Por Fábio Bernardi, sócio-diretor da HOC
O que mata o impresso não é o digital, é a irrelevância. New York Times, Washington Post e Financial Times, no jornalismo. One Show, Advertising Age e Archive, na propaganda. Fortune, Fast Company, The Economist e Harvard Business Review, nos negócios. Wallpaper e Monocle, no lifestyle. Wired, na tecnologia; Dazed&Confuzed, na cultura jovem; Condé Nast Traveler, nas viagens; Rolling Stone, na música; Vogue e Bazaar, na moda.
Se você pensar bem, em pleno mundo digital, as principais referências de vários setores da cultura, dos negócios e do comportamento ainda são impressas. E não é por acaso. O papel, apesar de tudo e de todos, sobrevive, não apenas pelo nosso hábito de folhear páginas, mas pela responsabilidade histórica de sua impressão. No digital, erra-se e corrige-se num clique. No impresso, é para sempre. Está contida nesta perenidade o segredo de sua permanência e de sua importância, mas também todo o peso de sua confecção. Seu esforço de critério e revisão, sua necessidade de beleza e design acessível, sua logística de distribuição, seu desafio de ser instigante, sua exigência de uma equipe colaborativa e disposta a um grande número de horas de trabalho para colocar algo impresso na rua, tudo isso pesa no custo, é claro, mas também pesa para sua relevância.

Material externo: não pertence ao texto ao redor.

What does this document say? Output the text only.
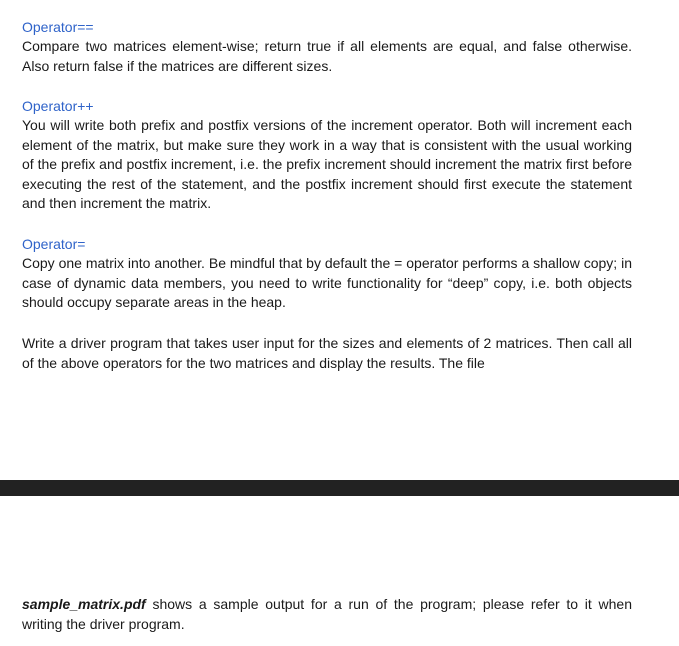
Operator==
Compare two matrices element-wise; return true if all elements are equal, and false otherwise. Also return false if the matrices are different sizes.
Operator++
You will write both prefix and postfix versions of the increment operator. Both will increment each element of the matrix, but make sure they work in a way that is consistent with the usual working of the prefix and postfix increment, i.e. the prefix increment should increment the matrix first before executing the rest of the statement, and the postfix increment should first execute the statement and then increment the matrix.
Operator=
Copy one matrix into another. Be mindful that by default the = operator performs a shallow copy; in case of dynamic data members, you need to write functionality for “deep” copy, i.e. both objects should occupy separate areas in the heap.
Write a driver program that takes user input for the sizes and elements of 2 matrices. Then call all of the above operators for the two matrices and display the results. The file
sample_matrix.pdf shows a sample output for a run of the program; please refer to it when writing the driver program.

Se há uma mudança em curso, não me parece que seja o fim imediato do impresso
Por tudo isso, nunca é fácil imprimir um jornal, um livro, uma revista – e será cada vez mais difícil e custoso. Mas, também por isso, imprimir continua sendo quase um dever para quem valoriza ideias que podem mudar o mundo – ou, ao menos, um setor, um mercado, uma indústria. Que o digam os veículos citados acima, e todos os impressos que ainda são lançados todos os meses ao redor do mundo. Que o diga a venda de e-books, que não cresce significativamente como sempre se imaginou. A questão não é o impresso versus o digital, como querem os mais superficiais, mas a ressignificação do papel do primeiro em função da força do segundo.
Se há uma mudança em curso, não me parece que seja o fim imediato do impresso. O que muda é que, cada vez mais, não será a tiragem que os fará relevantes, nem mesmo só o nível do seu conteúdo, e sim a qualidade de quem os lê. Ainda mais num mundo em que a inteligência artificial vem aí para desafiar a capacidade crítica, analítica e criativa de editores, autores e leitores. Aliás, aquele autor, ensaísta, escritor, articulista ou qualquer referência cultural de que você gosta e na qual acredita, e que influencia o pensamento contemporâneo, já abandonou o papel? Aposto que não.